Thread: Sorting a file with a lot of words.

Hybrid View

Previous Post Previous Post   Next Post Next Post
  1. #1
    Registered User
    Join Date
    Jan 2008
    Posts
    182

    Sorting a file with a lot of words.

    I was thinking on making a program that would take a text file, and extract all words from it into a new file, each word on its own line, in alphabetical order, and not repeated. So if you have a file that says:
    Code:
    The quick brown fox jumped over the lazy dog.
    The dog got really really mad.
    The program would output:
    Code:
    brown
    dog
    got
    fox
    jumped
    lazy
    mad
    over
    quick
    really
    the
    The problem is that I haven't started, because in the program planning stage, I went through a lot of walls.

    I think that maybe I can use fgetc to read the words char by char, words get separated by anything that is not a letter, check if the word has already been read, and then I sort the words using something like quicksort, and then I write the file.

    But lets say I have a text file with hundreds of thousands of words in it. How will I store so much words? If I use linked lists, how would I sort them? The big question is... How would you do it (some pseudo code or algorithm would be useful )?

    Thanks!!!

  2. #2
    and the Hat of Guessing tabstop's Avatar
    Join Date
    Nov 2007
    Posts
    14,336
    Note: these comments should only be taken as placeholders until iMalc notices the thread.

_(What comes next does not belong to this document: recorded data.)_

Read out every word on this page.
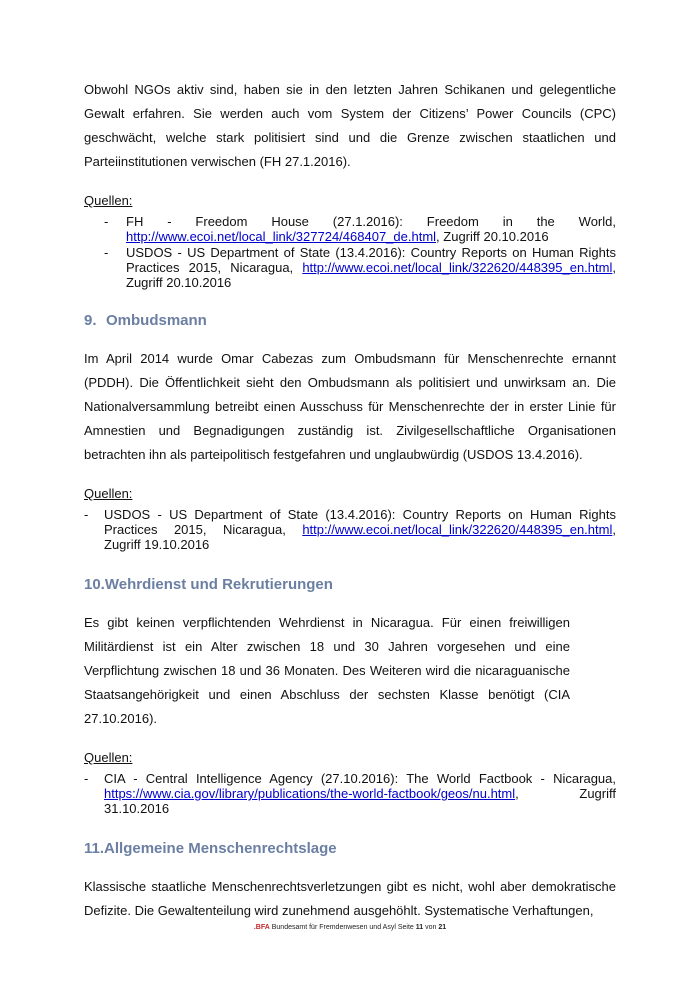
Obwohl NGOs aktiv sind, haben sie in den letzten Jahren Schikanen und gelegentliche Gewalt erfahren. Sie werden auch vom System der Citizens’ Power Councils (CPC) geschwächt, welche stark politisiert sind und die Grenze zwischen staatlichen und Parteiinstitutionen verwischen (FH 27.1.2016).

Quellen:

- FH - Freedom House (27.1.2016): Freedom in the World, http://www.ecoi.net/local_link/327724/468407_de.html, Zugriff 20.10.2016
- USDOS - US Department of State (13.4.2016): Country Reports on Human Rights Practices 2015, Nicaragua, http://www.ecoi.net/local_link/322620/448395_en.html, Zugriff 20.10.2016
9. Ombudsmann

Im April 2014 wurde Omar Cabezas zum Ombudsmann für Menschenrechte ernannt (PDDH). Die Öffentlichkeit sieht den Ombudsmann als politisiert und unwirksam an. Die Nationalversammlung betreibt einen Ausschuss für Menschenrechte der in erster Linie für Amnestien und Begnadigungen zuständig ist. Zivilgesellschaftliche Organisationen betrachten ihn als parteipolitisch festgefahren und unglaubwürdig (USDOS 13.4.2016).

Quellen:

- USDOS - US Department of State (13.4.2016): Country Reports on Human Rights Practices 2015, Nicaragua, http://www.ecoi.net/local_link/322620/448395_en.html, Zugriff 19.10.2016
10.Wehrdienst und Rekrutierungen

Es gibt keinen verpflichtenden Wehrdienst in Nicaragua. Für einen freiwilligen Militärdienst ist ein Alter zwischen 18 und 30 Jahren vorgesehen und eine Verpflichtung zwischen 18 und 36 Monaten. Des Weiteren wird die nicaraguanische Staatsangehörigkeit und einen Abschluss der sechsten Klasse benötigt (CIA 27.10.2016).

Quellen:

- CIA - Central Intelligence Agency (27.10.2016): The World Factbook - Nicaragua, https://www.cia.gov/library/publications/the-world-factbook/geos/nu.html, Zugriff 31.10.2016
11.Allgemeine Menschenrechtslage

Klassische staatliche Menschenrechtsverletzungen gibt es nicht, wohl aber demokratische Defizite. Die Gewaltenteilung wird zunehmend ausgehöhlt. Systematische Verhaftungen,

.BFA Bundesamt für Fremdenwesen und Asyl Seite 11 von 21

    Anyway: for small datasets, insertion sort (using an array/dynamic "array" of pointers, perhaps) seems like the obvious choice. For larger sets, the array of pointers would be necessary (far easier to sort pointers than real data); I might build the table, sort the whole thing, and remove duplicates.

  3. #3
    Registered User
    Join Date
    Jan 2008
    Posts
    182
    Well, I guess it is far easier to sort pointers. But how do I keep reading the words without wasting memory (by declaring a 5 thousand pointer array like *words[5000]) and at the same time by making sure there is enough?

  4. #4
    Registered User
    Join Date
    Oct 2001
    Posts
    2,934
    Quote Originally Posted by samus250 View Post
    Well, I guess it is far easier to sort pointers. But how do I keep reading the words without wasting memory (by declaring a 5 thousand pointer array like *words[5000]) and at the same time by making sure there is enough?
    Well for the first version, you could simply use a dynamic array, calling realloc() to expand the array size (say doubling the array size each time) when necessary. Then call the standard qsort() to sort the words. Then once you have that code working, if you prefer, you could convert from an array to some other data structure.

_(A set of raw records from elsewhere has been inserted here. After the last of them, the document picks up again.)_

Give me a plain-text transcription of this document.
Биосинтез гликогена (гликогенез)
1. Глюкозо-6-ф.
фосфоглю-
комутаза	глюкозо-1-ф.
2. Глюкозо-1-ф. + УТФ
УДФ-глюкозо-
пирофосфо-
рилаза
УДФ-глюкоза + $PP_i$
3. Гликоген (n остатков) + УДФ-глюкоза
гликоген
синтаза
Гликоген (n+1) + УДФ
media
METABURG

    The only advantage I can think to using some other data structure is if words will need to be added after the initial list is built.

  5. #5
    Registered User
    Join Date
    Jan 2008
    Posts
    182
    Ok so I should load the FULL txt file to RAM (by reallocating the char array when necessary), then sort everything out with qsort(), and then store it to the disk? I think I'll also need a 2 dimension array right?

  6. #6
    Registered User
    Join Date
    Sep 2006
    Posts
    8,868
    Don't think of "enough". There is NEVER "enough". Any structure or array size you use, can be easily busted, short of a slow disk file, for overflow. IMO that defeats the purpose of reading it in from disk.

    Think of "handling input in chunks", (I would use an array, but whatever you like). Then sort the chunk you have, and write it out to a file.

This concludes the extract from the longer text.